Perón no comulgaba con la “partidocracia liberal”. Ascendió al poder el 4 de junio de 1945. A la semana siguiente, el 13, desarmó el laborismo y los demás partidos que lo habían postulado. Creó entonces el Partido Único de la Revolución Nacional, más tarde llamado Partido Peronista, que se construyó en forma vertical desde el Estado y funcionó en aquella década como instrumento electoral, pero primero como motor de la doctrina oficial. Entre 1955 y 1973 estuvo proscripto. Volvió inflamado en el Frejuli y quedó congelado con todos los demás partidos durante la última dictadura.
Menem, quien en el PJ sucedió a Cafiero, al que había derrotado en las únicas elecciones internas auténticas que el peronismo celebró para elegir candidato presidencial, hipnotizó al partido durante los noventa con sus mágicas pociones neoliberales. Algo que tal vez pocos recuerden es por qué razón el pampeano Rubén Marín también llegó a ser presidente del PJ en 2001. Menem pidió licencia porque lo metieron preso. El 28 de noviembre, sin el apoyo de los gobernadores, volvió al sillón partidario con el objetivo de posicionarse para las elecciones de 2003. Es un antecedente significativo. Procesado pero sin condena definitiva fue el único peronista que después de presidir el país y el partido (durante un total de 13 años) salió primero en una elección presidencial.

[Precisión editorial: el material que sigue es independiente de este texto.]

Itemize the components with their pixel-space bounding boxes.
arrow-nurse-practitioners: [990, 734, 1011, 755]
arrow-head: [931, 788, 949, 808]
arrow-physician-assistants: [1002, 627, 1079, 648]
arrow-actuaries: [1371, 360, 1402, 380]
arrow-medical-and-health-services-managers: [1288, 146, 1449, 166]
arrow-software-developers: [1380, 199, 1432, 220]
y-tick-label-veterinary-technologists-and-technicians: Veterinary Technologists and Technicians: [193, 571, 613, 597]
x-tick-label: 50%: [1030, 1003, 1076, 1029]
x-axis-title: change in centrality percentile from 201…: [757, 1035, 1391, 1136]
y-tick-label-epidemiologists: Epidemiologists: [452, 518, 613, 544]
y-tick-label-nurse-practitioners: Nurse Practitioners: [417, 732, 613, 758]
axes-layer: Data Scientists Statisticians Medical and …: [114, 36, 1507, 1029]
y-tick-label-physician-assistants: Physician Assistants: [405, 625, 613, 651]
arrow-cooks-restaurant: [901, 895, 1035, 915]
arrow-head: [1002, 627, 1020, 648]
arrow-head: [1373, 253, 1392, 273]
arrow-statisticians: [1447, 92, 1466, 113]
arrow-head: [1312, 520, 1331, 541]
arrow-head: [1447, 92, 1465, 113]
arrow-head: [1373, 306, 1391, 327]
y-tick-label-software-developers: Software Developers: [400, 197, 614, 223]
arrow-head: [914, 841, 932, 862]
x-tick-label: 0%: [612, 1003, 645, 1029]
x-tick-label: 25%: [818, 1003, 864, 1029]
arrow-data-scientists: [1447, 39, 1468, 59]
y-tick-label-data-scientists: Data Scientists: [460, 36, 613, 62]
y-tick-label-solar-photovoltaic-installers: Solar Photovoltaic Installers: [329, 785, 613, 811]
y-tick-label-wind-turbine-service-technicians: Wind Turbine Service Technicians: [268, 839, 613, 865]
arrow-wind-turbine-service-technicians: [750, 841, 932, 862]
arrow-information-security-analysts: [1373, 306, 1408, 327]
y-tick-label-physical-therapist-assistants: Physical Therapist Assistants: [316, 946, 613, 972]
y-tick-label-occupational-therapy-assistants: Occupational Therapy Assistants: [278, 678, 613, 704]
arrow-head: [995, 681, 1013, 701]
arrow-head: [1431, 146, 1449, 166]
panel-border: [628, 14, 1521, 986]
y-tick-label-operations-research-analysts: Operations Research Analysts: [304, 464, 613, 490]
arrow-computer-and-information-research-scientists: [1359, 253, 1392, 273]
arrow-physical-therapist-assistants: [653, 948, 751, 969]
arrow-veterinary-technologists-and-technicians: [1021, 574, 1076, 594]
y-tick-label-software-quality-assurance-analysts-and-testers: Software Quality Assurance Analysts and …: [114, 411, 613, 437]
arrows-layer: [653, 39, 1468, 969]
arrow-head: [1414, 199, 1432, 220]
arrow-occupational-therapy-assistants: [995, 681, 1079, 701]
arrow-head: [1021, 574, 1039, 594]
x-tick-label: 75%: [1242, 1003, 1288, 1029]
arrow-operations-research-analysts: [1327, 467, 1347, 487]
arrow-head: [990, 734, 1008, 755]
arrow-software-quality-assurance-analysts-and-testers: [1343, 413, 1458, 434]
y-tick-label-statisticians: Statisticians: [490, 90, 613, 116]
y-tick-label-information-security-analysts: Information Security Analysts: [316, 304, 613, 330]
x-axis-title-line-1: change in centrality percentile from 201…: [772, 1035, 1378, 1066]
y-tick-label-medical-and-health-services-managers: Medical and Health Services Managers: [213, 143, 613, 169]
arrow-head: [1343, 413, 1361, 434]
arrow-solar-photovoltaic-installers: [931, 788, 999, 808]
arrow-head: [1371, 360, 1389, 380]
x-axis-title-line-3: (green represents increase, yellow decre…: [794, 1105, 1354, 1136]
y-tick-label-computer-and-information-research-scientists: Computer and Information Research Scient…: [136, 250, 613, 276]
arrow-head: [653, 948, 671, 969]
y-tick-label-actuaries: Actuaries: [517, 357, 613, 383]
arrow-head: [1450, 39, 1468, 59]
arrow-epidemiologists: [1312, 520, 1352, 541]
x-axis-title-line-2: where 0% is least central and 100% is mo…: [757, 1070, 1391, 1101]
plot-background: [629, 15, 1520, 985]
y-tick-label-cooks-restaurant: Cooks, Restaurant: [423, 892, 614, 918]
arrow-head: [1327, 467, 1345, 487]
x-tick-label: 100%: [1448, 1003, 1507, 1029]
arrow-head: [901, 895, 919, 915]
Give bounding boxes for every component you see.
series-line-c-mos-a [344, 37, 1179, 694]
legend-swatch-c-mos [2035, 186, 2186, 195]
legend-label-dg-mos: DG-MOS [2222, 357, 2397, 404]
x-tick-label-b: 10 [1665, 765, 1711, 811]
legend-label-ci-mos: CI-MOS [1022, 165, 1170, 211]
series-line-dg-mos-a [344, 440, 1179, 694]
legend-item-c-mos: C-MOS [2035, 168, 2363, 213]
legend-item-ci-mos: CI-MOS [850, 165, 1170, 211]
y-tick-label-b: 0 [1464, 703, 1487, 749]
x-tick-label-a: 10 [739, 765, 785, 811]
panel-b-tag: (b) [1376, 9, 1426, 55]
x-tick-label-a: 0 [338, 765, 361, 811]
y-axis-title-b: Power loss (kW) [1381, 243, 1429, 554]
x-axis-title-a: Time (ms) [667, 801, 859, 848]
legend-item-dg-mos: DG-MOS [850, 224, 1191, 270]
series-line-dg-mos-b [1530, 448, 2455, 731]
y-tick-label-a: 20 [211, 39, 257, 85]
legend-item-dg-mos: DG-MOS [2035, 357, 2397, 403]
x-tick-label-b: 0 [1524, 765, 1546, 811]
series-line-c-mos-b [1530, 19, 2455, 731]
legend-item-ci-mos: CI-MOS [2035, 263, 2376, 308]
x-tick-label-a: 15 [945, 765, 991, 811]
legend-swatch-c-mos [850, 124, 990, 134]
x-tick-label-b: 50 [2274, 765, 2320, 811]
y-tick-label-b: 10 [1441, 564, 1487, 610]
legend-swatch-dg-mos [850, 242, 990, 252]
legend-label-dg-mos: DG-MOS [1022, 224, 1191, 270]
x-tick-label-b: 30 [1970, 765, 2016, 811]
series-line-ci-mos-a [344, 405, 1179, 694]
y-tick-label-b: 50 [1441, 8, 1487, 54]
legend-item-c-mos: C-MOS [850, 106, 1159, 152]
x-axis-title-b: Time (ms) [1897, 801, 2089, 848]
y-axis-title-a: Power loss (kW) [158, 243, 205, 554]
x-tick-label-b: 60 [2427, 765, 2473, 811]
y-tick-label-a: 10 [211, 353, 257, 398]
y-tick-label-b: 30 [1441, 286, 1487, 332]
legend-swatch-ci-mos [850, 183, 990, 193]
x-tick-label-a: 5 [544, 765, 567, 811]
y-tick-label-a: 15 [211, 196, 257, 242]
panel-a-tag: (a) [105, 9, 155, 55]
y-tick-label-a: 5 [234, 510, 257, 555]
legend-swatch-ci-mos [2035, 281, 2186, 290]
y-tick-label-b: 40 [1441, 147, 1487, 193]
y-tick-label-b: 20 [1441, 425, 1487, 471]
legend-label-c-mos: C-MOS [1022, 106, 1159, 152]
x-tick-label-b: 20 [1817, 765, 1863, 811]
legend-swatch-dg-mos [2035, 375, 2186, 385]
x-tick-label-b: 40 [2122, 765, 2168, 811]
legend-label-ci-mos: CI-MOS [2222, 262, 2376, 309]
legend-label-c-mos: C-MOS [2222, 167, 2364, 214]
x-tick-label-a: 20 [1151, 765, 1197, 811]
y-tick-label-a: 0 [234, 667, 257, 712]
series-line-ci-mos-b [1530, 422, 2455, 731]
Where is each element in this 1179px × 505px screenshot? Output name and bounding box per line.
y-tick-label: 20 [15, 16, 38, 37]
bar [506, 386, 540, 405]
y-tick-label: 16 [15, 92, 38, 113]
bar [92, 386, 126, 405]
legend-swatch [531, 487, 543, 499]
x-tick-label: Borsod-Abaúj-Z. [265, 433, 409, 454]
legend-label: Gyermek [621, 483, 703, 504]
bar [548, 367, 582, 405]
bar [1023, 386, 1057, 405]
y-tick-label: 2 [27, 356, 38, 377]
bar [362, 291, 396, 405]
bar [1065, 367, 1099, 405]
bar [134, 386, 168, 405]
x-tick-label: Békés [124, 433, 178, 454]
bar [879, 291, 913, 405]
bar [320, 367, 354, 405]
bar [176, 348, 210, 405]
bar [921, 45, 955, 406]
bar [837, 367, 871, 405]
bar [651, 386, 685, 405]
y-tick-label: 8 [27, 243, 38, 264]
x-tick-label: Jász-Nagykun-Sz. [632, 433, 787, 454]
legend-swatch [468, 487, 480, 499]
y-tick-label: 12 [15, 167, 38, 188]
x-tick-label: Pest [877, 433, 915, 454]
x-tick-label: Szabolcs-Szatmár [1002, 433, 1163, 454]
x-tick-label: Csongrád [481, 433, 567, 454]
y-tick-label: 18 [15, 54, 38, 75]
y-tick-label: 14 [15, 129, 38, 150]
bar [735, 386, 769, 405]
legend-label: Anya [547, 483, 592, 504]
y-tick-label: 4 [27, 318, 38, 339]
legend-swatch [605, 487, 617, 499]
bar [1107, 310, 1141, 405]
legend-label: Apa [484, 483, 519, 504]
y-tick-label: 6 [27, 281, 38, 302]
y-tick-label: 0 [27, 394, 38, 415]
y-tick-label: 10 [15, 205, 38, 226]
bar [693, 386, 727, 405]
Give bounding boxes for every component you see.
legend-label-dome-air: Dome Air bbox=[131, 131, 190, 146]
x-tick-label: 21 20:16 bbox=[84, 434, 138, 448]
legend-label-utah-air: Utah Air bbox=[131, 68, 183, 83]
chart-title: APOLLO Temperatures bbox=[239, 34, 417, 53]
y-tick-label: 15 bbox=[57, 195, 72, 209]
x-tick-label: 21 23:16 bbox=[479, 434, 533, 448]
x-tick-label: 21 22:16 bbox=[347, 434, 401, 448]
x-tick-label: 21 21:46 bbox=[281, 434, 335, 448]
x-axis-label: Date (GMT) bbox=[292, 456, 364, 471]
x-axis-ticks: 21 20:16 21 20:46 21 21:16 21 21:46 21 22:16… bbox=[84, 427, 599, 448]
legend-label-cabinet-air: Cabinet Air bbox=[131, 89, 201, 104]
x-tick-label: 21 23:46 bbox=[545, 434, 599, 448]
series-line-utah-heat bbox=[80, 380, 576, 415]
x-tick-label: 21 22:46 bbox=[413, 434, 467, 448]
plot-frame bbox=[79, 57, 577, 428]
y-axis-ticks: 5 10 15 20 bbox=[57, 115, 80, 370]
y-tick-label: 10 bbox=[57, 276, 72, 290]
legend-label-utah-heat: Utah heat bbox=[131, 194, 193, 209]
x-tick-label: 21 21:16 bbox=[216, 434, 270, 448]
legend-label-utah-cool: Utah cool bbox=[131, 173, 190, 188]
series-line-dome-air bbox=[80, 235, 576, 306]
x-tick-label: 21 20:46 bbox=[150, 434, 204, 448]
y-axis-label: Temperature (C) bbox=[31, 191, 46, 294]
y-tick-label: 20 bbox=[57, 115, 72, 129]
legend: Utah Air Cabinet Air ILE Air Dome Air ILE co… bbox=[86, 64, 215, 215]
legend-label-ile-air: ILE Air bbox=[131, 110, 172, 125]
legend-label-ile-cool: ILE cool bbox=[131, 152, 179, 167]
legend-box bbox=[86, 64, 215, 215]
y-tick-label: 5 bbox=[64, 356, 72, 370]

Qué decir de la presidencia de Daniel Scioli (dos veces, en total casi cinco años) o de la de José Luis Gioja (también dos veces, otro lustro). Es difícil recordar cada una de las gestiones porque nunca pasó gran cosa. Lo que menos hubo fueron patrones de funcionamiento constantes. No se distinguió el PJ por ser “un ámbito de discusión y participación” del peronismo como pretende ahora Cristina Kirchner. Autocandidata a un cargo en el que los 3,2 millones de afiliados son de palo.